How does colonization change Nwoye in Things Fall Apart?
In Chinua Achebe's novel Things Fall Apart, Nwoye is the son of the protagonist Okonkwo. Nwoye initially idolizes his father, who is perceived as the height of Igbo masculinity. This idolatry is compounded by the fact that Okonkwo is extremely derisive of Nwoye, dismissing him as weak and effeminate. Okonkwo's violent rejection of Nwoye makes Nwoye simply love him more and work harder for his approval.
This relationship is undermined by Okonkwo's role in the death of Ikemefuna, his adoptive son. Unlike Nwoye, Ikemefuna was developing into a promising young man, and he and Nwoye became very close. Okonkwo himself remarks on the positive effects that Ikemefuna has on Nwoye's masculine development.
With Ikemefuna's death, Nwoye is sent reeling without either role model. He cannot model his own growth on Ikemefuna's, and so retreats into his status as an outlier of Igbo society. He also can no longer truly model himself after his father, whose actions he finds so deplorable.

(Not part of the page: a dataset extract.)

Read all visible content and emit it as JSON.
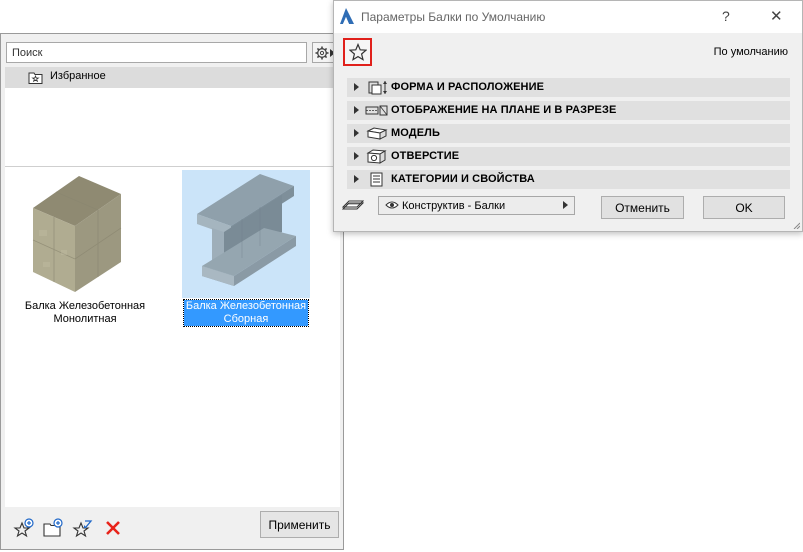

As such, with the arrival of the missionaries and European colonization, Nwoye takes advantage of an opportunity to belong to a community. He fully embraces Christianity, a society in which many of his characteristics, perceived as weaknesses by the Igbo, are strengths. He goes so far as to change his name, reject his culture, and leave his home. As strongly as Okonkwo fights against colonization, Nwoye embraces it.